Бывает, думаю. У меня мама тоже в больнице лежала, мы с Ляськой с папой жили долго-долго. А он нас кормил только пельменями и яичницей, и всё время ругался. И когда мама вернулась, они с папой из-за нас ругались ужасно, он даже уходил куда-то в гости на несколько дней, а мама плакала.
Так он тоже мог бы в Москву уехать. Насовсем.
У меня внутри было так, будто мне шарф повязали слишком туго. Хотелось плакать, но не плакалось. Я всё смотрел в окно, но в окне были видны только кусты и угол дома, и никто не шёл. И было слышно, как на кухне лысый с дохлым что-то говорят, стулья двигают — и чайник свистит свистком.
Катя говорит:
— Чай пьют. Я тоже хочу.
Мне её так жалко стало, что не могу.
— Потерпи, — говорю, — пожалуйста. Пусть они лучше про нас забудут, так мы вернее убежим.
Она вздохнула, как взрослая тётенька и не стала больше просить. Стала гладить своего мишку.
И тут в дверь позвонили.
Обрадовался я ужасно. Подумал, может, это правда мой папа или мама. Или Катина мама. Или милиционер пришёл проверить, нет ли тут украденных детей. Но, оказывается, я ошибся.
Дверь в нашу комнату открыли. За дверью была девочка, старше Кати. Моя ровесница, наверное. В кукольном платье, голубом, с кружавчиками, с косичками — а на косичках бантики. Очень хорошенькая девочка. И удивлённая.
А за ней — лысый и другой, которого мы с Катей не видели. У него на руках наколки оказались разрисованы, как у деда Миши — моряка. Только у деда Миши — якорь и на каждом пальце буква: «мэ», «и», «ши» и «а», а у этого — как кольца у тёток, понарошку. Ну и глупо.
Он девочку с бантиками подтолкнул в комнату, а лысого спросил:
— Парень-то ему зачем?
А лысый скривился и говорит:
— Кто их, чокнутых, знает, зачем. Не моё это дело и не твоё, между прочим. Их, говорят, на органы разбирают. А может, ещё что — мало ли на свете извращенцев, — и дверь закрыл за девочкой.
Она посмотрела на нас — и спрашивает:
— А где котятки?
И мне так стыдно стало почему-то, будто это я ей наврал про котяток. За разрисованного.
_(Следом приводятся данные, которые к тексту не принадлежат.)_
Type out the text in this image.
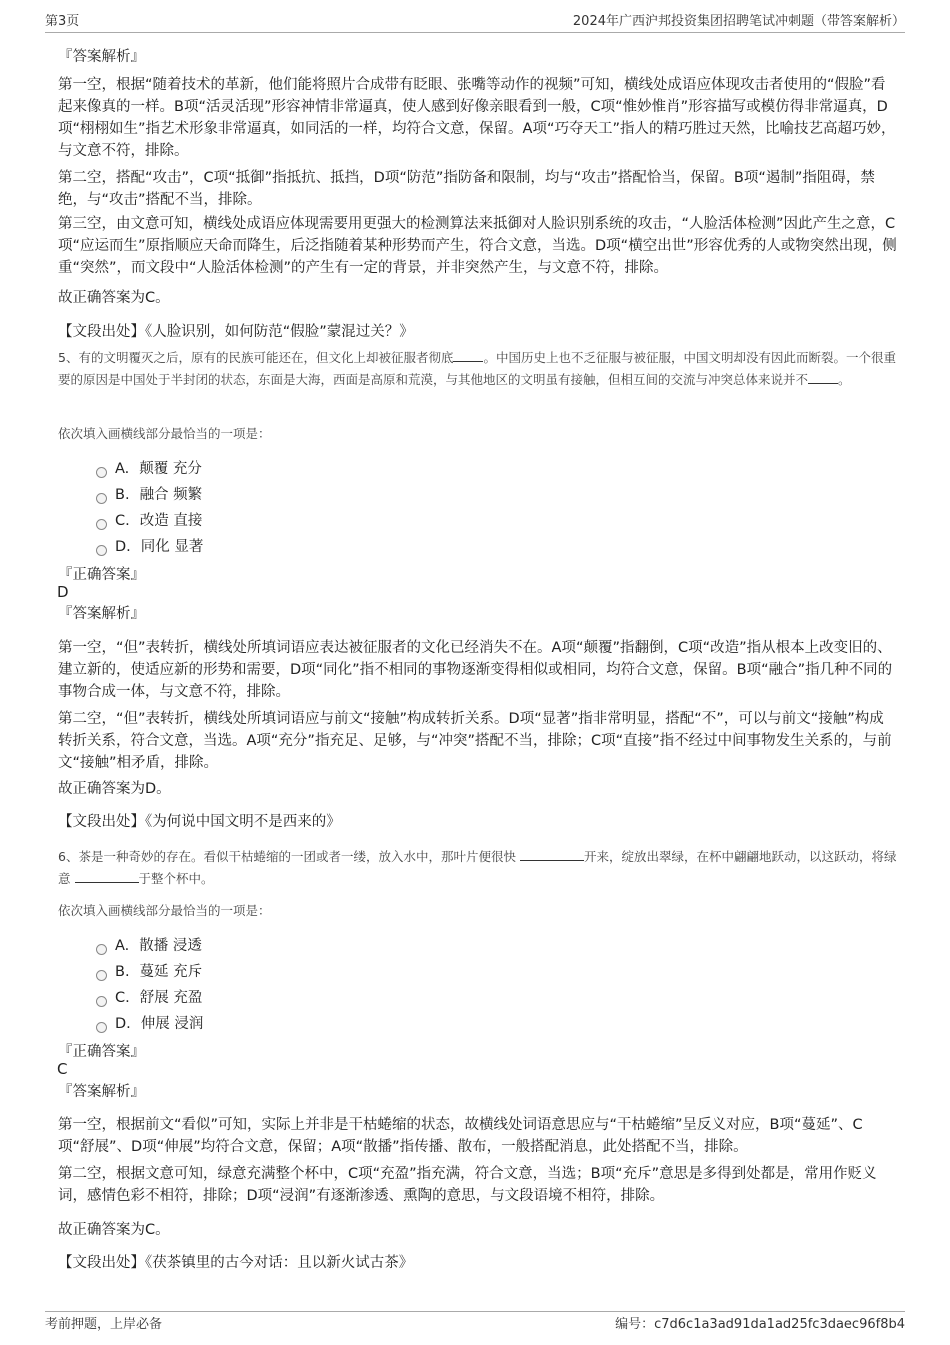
第3页	2024年广西沪邦投资集团招聘笔试冲刺题（带答案解析）
『答案解析』
第一空，根据“随着技术的革新，他们能将照片合成带有眨眼、张嘴等动作的视频”可知，横线处成语应体现攻击者使用的“假脸”看起来像真的一样。B项“活灵活现”形容神情非常逼真，使人感到好像亲眼看到一般，C项“惟妙惟肖”形容描写或模仿得非常逼真，D项“栩栩如生”指艺术形象非常逼真，如同活的一样，均符合文意，保留。A项“巧夺天工”指人的精巧胜过天然，比喻技艺高超巧妙，与文意不符，排除。
第二空，搭配“攻击”，C项“抵御”指抵抗、抵挡，D项“防范”指防备和限制，均与“攻击”搭配恰当，保留。B项“遏制”指阻碍，禁绝，与“攻击”搭配不当，排除。
第三空，由文意可知，横线处成语应体现需要用更强大的检测算法来抵御对人脸识别系统的攻击，“人脸活体检测”因此产生之意，C项“应运而生”原指顺应天命而降生，后泛指随着某种形势而产生，符合文意，当选。D项“横空出世”形容优秀的人或物突然出现，侧重“突然”，而文段中“人脸活体检测”的产生有一定的背景，并非突然产生，与文意不符，排除。
故正确答案为C。
【文段出处】《人脸识别，如何防范“假脸”蒙混过关？》
5、有的文明覆灭之后，原有的民族可能还在，但文化上却被征服者彻底 。中国历史上也不乏征服与被征服，中国文明却没有因此而断裂。一个很重要的原因是中国处于半封闭的状态，东面是大海，西面是高原和荒漠，与其他地区的文明虽有接触，但相互间的交流与冲突总体来说并不 。
依次填入画横线部分最恰当的一项是：
A. 颠覆 充分
B. 融合 频繁
C. 改造 直接
D. 同化 显著
『正确答案』
D
『答案解析』
第一空，“但”表转折，横线处所填词语应表达被征服者的文化已经消失不在。A项“颠覆”指翻倒，C项“改造”指从根本上改变旧的、建立新的，使适应新的形势和需要，D项“同化”指不相同的事物逐渐变得相似或相同，均符合文意，保留。B项“融合”指几种不同的事物合成一体，与文意不符，排除。
第二空，“但”表转折，横线处所填词语应与前文“接触”构成转折关系。D项“显著”指非常明显，搭配“不”，可以与前文“接触”构成转折关系，符合文意，当选。A项“充分”指充足、足够，与“冲突”搭配不当，排除；C项“直接”指不经过中间事物发生关系的，与前文“接触”相矛盾，排除。
故正确答案为D。
【文段出处】《为何说中国文明不是西来的》
6、茶是一种奇妙的存在。看似干枯蜷缩的一团或者一缕，放入水中，那叶片便很快	开来，绽放出翠绿，在杯中翩翩地跃动，以这跃动，将绿意	于整个杯中。
依次填入画横线部分最恰当的一项是：
A. 散播 浸透
B. 蔓延 充斥
C. 舒展 充盈
D. 伸展 浸润
『正确答案』
C
『答案解析』
第一空，根据前文“看似”可知，实际上并非是干枯蜷缩的状态，故横线处词语意思应与“干枯蜷缩”呈反义对应，B项“蔓延”、C项“舒展”、D项“伸展”均符合文意，保留；A项“散播”指传播、散布，一般搭配消息，此处搭配不当，排除。
第二空，根据文意可知，绿意充满整个杯中，C项“充盈”指充满，符合文意，当选；B项“充斥”意思是多得到处都是，常用作贬义词，感情色彩不相符，排除；D项“浸润”有逐渐渗透、熏陶的意思，与文段语境不相符，排除。
故正确答案为C。
【文段出处】《茯茶镇里的古今对话：且以新火试古茶》
考前押题，上岸必备	编号：c7d6c1a3ad91da1ad25fc3daec96f8b4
Который прикинулся добрым дяденькой, а эта дурочка и поверила.
Ей было очень тяжело объяснять. Её звали Анжела, она была старше Кати — ей шесть лет, и мне шесть лет — но она совершенно не понимала. Как это взрослый дядя может наврать. Зачем тогда её сюда привели. Почему нельзя пойти домой. Она не плакала и совершенно не боялась — просто не понимала, почему тут страшно.
И что лучше в дверь не стучать, тоже не понимала. Поэтому постучала.
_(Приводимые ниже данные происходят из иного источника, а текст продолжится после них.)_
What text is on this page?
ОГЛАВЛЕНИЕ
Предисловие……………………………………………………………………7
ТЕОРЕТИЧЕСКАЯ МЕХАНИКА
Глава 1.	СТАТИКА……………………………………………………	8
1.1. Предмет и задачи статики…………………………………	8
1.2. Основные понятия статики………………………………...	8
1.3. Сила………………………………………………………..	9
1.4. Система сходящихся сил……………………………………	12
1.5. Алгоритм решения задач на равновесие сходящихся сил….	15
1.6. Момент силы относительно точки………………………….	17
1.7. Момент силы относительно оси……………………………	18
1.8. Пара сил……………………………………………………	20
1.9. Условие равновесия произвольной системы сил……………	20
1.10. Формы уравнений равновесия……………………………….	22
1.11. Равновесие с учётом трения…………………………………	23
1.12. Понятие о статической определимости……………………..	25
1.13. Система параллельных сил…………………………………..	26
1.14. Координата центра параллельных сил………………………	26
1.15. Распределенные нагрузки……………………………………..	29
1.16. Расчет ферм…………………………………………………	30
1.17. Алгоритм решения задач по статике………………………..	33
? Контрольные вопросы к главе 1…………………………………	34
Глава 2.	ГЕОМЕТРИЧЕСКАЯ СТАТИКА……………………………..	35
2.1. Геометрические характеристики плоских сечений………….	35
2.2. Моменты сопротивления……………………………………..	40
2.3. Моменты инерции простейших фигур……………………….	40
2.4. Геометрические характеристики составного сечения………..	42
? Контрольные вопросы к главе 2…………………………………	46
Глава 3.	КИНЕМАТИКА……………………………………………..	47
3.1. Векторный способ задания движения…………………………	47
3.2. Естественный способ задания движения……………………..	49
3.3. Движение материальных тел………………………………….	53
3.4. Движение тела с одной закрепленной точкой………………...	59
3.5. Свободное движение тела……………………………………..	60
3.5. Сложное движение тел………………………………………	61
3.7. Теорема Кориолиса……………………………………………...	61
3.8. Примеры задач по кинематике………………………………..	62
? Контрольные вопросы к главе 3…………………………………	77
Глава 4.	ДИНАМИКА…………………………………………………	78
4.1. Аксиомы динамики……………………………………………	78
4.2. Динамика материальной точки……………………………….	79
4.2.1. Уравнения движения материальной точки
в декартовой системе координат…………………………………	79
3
Разрисованный открыл, улыбнулся, как крокодил, и говорит:
— Чего тебе?
Анжела ему:
— Я к маме хочу.
А он:
— К маме сейчас нельзя. Маму срочно на работу вызвали. До утра вы тут останетесь, а завтра поедете к маме на машине.
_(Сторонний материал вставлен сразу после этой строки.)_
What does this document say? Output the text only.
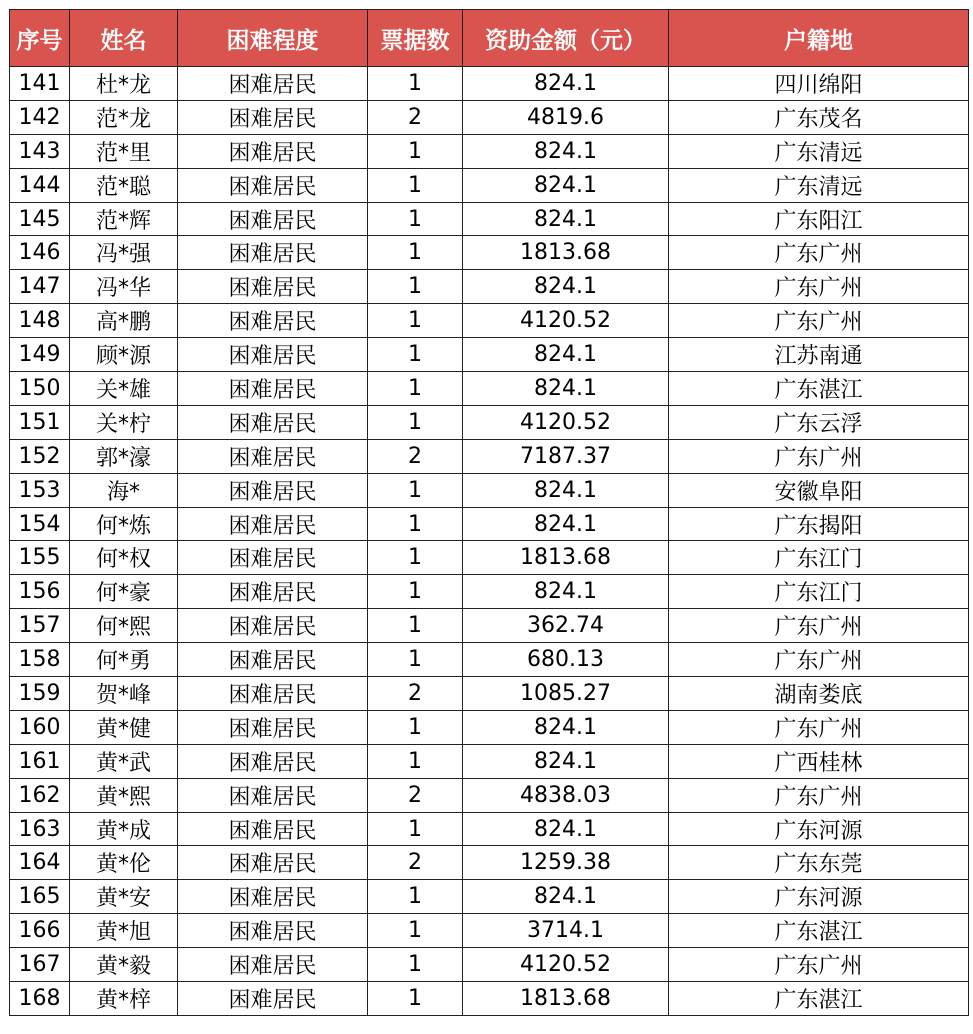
序号	姓名	困难程度	票据数	资助金额（元）	户籍地
141	杜*龙	困难居民	1	824.1	四川绵阳
142	范*龙	困难居民	2	4819.6	广东茂名
143	范*里	困难居民	1	824.1	广东清远
144	范*聪	困难居民	1	824.1	广东清远
145	范*辉	困难居民	1	824.1	广东阳江
146	冯*强	困难居民	1	1813.68	广东广州
147	冯*华	困难居民	1	824.1	广东广州
148	高*鹏	困难居民	1	4120.52	广东广州
149	顾*源	困难居民	1	824.1	江苏南通
150	关*雄	困难居民	1	824.1	广东湛江
151	关*柠	困难居民	1	4120.52	广东云浮
152	郭*濠	困难居民	2	7187.37	广东广州
153	海*	困难居民	1	824.1	安徽阜阳
154	何*炼	困难居民	1	824.1	广东揭阳
155	何*权	困难居民	1	1813.68	广东江门
156	何*豪	困难居民	1	824.1	广东江门
157	何*熙	困难居民	1	362.74	广东广州
158	何*勇	困难居民	1	680.13	广东广州
159	贺*峰	困难居民	2	1085.27	湖南娄底
160	黄*健	困难居民	1	824.1	广东广州
161	黄*武	困难居民	1	824.1	广西桂林
162	黄*熙	困难居民	2	4838.03	广东广州
163	黄*成	困难居民	1	824.1	广东河源
164	黄*伦	困难居民	2	1259.38	广东东莞
165	黄*安	困难居民	1	824.1	广东河源
166	黄*旭	困难居民	1	3714.1	广东湛江
167	黄*毅	困难居民	1	4120.52	广东广州
168	黄*梓	困难居民	1	1813.68	广东湛江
Врёт. Я прямо всем телом чувствую — враньё всё. Но Анжела поверила. А я подумал: ах, так, ты добренький такой, значит? — и говорю:
— Катя кушать хочет. И Анжела хочет, только попросить стесняется. И я тоже хочу.
Разрисованный заулыбался, ушёл, вернулся с бубликами и бутылкой кефира. С таким видом, будто это торт с розочками или копчёная колбаса.
Анжела ещё и сказала спасибо. А я не сказал. Не хотел с ним вежливо разговаривать. Он с лысым и дохлым заодно. Ещё неизвестно, кто чокнутый.
Я бублики разделил, и мы с Катей стали есть. А Анжела откусила и положила.
— Фи, — говорит. — Сухой. И невкусный. Только нехорошо отказываться, когда угощают, а так мне есть совсем не хочется. И кефир я не люблю.
А бублик был не такой уж и сухой. Просто Анжеле, наверное, покупали шоколадные конфеты и пирожные «корзиночки». А нам с Катей сошли и бублики. И кефир мы выпили по очереди.
И стали ждать, когда будет завтра.
Анжела скучала. То предложила в «я знаю пять имён» поиграть. То в «али-баба» — хотя нас мало и бегать тут особенно негде. Но нам не игралось вообще, а у меня ещё и голова болела. Нам хотелось просто сидеть и ждать, когда этот день кончится.
Тогда Анжела стала ходить по комнате и распевать: «О-деяло у-бежало, у-летела про-стыня! И-подушка, как-лягушка, у-скакала от-меня!», а Катя шептала что-то мишке в дырку от уха. А я стал выцарапывать на оставшихся обоях ногтём всякое.
Я выцарапал милицейскую машину. С мигалкой. Которая едет сюда, чтобы забрать нас домой, а этих всех отвести в милицию. Потом танк с пушкой. Потом — стрельбу из этой пушки. Потом Катя захотела писать. Потом стемнело.